文摘The use of an internal control in a multiplex-PCR assay for sex determination of In Vitro-produced bovine embryos was evaluated in biopsies of groups of 54 fresh and 44 frozen embryos. The internal controls used were the primers BOV 1 and BOV 2, which amplify a product with 626 base pairs (bp) of bovine mitochondrial DNA ND5 gene. The primers BRY.4aF and BRY.4aR were used for bovine Y chromosome sequence amplification. The specificity of multiplex- PCR reactions realized in biopsies corresponding to about 20% of each fresh embryo (10 male and 10 female) by means of confirming the sexing in the remaining embryo content (~80%) presented 100% specificity. Amplicons of the internal control and Y chromosome were both amplified until dilution corresponding to 6.25% of total extracted DNA from a male embryo. Sex determination was possible in 53 (98.1%) fresh embryos and 40 (90.9%) frozen embryos. The products related to the Y chromosome and mitochondrial DNA were simultaneously amplified in 34 (63%) fresh embryos and 27 (61.4%) frozen embryos, showing a male embryo.
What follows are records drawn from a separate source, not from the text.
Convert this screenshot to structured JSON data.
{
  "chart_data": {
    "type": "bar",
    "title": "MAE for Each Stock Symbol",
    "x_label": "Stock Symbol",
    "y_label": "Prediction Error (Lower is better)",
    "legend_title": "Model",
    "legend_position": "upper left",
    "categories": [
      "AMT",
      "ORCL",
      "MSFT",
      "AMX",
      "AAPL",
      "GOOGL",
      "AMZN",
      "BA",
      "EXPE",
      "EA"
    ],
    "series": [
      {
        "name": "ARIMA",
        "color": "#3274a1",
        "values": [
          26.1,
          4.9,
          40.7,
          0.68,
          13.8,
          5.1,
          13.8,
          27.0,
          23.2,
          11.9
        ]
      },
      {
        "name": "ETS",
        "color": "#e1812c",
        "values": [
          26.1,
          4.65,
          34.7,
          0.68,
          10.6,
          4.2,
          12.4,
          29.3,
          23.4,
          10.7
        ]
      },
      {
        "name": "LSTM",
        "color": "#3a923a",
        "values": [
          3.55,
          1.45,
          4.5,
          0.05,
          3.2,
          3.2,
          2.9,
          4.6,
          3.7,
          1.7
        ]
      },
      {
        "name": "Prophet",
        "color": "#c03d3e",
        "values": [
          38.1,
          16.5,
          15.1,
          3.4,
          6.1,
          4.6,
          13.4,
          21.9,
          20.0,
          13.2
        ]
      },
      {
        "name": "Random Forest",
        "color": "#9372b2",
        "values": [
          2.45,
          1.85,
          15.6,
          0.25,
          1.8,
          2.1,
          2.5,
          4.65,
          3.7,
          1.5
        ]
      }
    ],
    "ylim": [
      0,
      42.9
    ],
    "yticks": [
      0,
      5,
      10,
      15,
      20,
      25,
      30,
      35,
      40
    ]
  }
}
The female sex, distinguished by internal control amplification only, was detected in 19 (35.2%) and 13 (29.5%) biopsies, respectively, of fresh and frozen embryos. In one (1.8%) and four (9.1%) biopsies of fresh and frozen embryos, respectively, neither product was amplified, most likely due to the absence of embryonic cells or the presence of embryonic cells going through apoptosis. The multiplex-PCR assay developed in this work showed avoided the limitation of a lack of an internal standard, and was also sensitive, specific, and efficient in reaction failure identification. This technique shows great potential for use on a commercial scale in routine sex determination of In Vitro-produced embryos.